13 August 2010

Unavoidably Detained Link Sausages

Even cynical sausage-makers/collectors sometimes have other things to do...

  • Ownership of art stolen during wartime — whether via "expropriation" by governments or retail theft by soldiers — is an emotional issue with immense implications for copyright law, cultural validity... and civil procedure (PDF). My bottom line is simple: This particular manner of corrupting the chain of title is seldom, if ever, completely hidden from the so-called "bona fide purchaser for value" — art collectors and museums either do considerable prepurchase/postpurchase investigation or refuse to do so because they're afraid of what they'll find — and even so, replevin (return of the actual physical item) is still the appropriate remedy for stolen unique property against a bfpv. And where the piece was literally taken as unlawful loot by soldiers, there's even less excuse. However, foreign courts simply will not accept that (exhaustion requirements are excusable when exhaustion would be futile); and, therefore, I think Judge Gould (and Chief Judge Kozinski) are wrong in their dissent pragmatically, on a policy basis, and on the text (and contextual meaning) of the statute.
  • A story in WaPo on selecting pseudonyms completely neglects one of the most common (and most disturbing) reasons that authors publish under a pen name: Tracking software makes an existing author name no longer commercially viable...
  • ...at chain stores like Barnes & Noble. I'm no fan of the Riggio family's management of B&N, but the alternative being offered by investor Ron Burkle is worse. And that leads into the dubious land of takeover fights, poison pills, and management's "duty" to consider offers for a company, where short-term shareholder valuation too often seems to be the only measure of a business's viability.
  • Two opposing reactions out of H'wood disclose something rather disquieting, but not at all surprising. The WGA wants the 'net regulated by the FCC and strictly neutral, while most of the other trade organizations and guilds oppose FCC guarantees of 'net neutrality through regulation. This isn't just a fight over "regulation," or even over "'net neutrality," though; it reflects the medieval/renaissance patronage structure of H'wood far more than anything else.
  • On the international law front, it's becoming easier to learn about international law of human rights, thanks to an online summary of sources, while at the same time, overdue indictments for the Srbenica massacre have finally issued. John Yoo will not be pleased.
  • Also on the human rights front, there have been some questions raised about how standing works (or doesn't) in the Proposition 8 case. Judge Walker's well-structured denial of the motion to stay by the proponents (PDF) properly points out that the proponents may have a lot of difficulty showing appellate standing in front of the Ninth Circuit. That leads to an obvious question, though: If they don't have appellate standing, why would they have standing in the trial court? Basically, that comes down to a longstanding (as in several centuries!) preference in the common law:
    • Whenever possible, matters are to be tried on their merits. Had the intervenors not come forward, there would have been a default judgment against Proposition 8, which would be bad for everyone. This way, Proposition 8 got a defense. However,
    • The judgment that issued was not against the intervenors, but against the State of California. Thus, the intervenors are not legally aggrieved by any aspect of that judgment... and therefore don't have appellate standing.

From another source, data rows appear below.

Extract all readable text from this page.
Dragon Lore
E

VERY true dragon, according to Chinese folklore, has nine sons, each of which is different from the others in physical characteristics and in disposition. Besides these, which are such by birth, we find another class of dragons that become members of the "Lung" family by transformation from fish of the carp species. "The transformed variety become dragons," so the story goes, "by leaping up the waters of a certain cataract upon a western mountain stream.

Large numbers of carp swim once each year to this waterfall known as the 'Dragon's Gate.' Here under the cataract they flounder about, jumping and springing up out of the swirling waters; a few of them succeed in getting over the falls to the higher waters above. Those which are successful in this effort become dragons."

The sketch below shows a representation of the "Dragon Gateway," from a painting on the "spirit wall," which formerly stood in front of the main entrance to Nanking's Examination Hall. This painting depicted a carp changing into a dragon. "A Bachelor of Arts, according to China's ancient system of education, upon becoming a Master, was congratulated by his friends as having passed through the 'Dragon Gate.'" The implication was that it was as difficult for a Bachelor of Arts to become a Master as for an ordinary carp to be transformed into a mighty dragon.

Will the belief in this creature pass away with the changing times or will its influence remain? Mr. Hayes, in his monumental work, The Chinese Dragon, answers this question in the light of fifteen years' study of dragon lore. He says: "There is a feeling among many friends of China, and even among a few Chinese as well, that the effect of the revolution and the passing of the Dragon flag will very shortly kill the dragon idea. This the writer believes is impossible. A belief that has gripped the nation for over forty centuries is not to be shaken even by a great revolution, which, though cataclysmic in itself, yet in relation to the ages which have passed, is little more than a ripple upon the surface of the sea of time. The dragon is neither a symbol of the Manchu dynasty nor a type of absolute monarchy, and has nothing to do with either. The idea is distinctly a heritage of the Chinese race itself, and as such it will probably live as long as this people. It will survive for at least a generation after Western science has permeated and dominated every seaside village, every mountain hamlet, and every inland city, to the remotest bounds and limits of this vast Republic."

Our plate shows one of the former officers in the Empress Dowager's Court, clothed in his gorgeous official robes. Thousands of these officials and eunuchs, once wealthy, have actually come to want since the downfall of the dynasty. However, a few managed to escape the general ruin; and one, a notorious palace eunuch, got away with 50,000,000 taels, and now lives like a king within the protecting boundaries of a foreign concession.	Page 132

    I would have argued against the intervenors' standing in the trial court, too, but that's as much a policy and court-relationship-to-other-branches issue as anything else; it's messy; and if Judge Walker had denied standing only to be overturned, he would have had to do the trial anyway. And, naturally enough, those proponents have had time to file a 75-page "emergency motion for stay" in the Ninth Circuit... which doesn't sound like much of an emergency to me.

    Ironically, much of the law on appellate standing in this area comes from lawsuits that found that "mere taxpayers" did not have standing to challenge government actions that, in the eyes of those taxpayers, violated the Establishment Clause (or, in a couple of instances, the Free Exercise Clause). Hoist by their own petard; it couldn't happen to a more-deserving example of odious bigotry.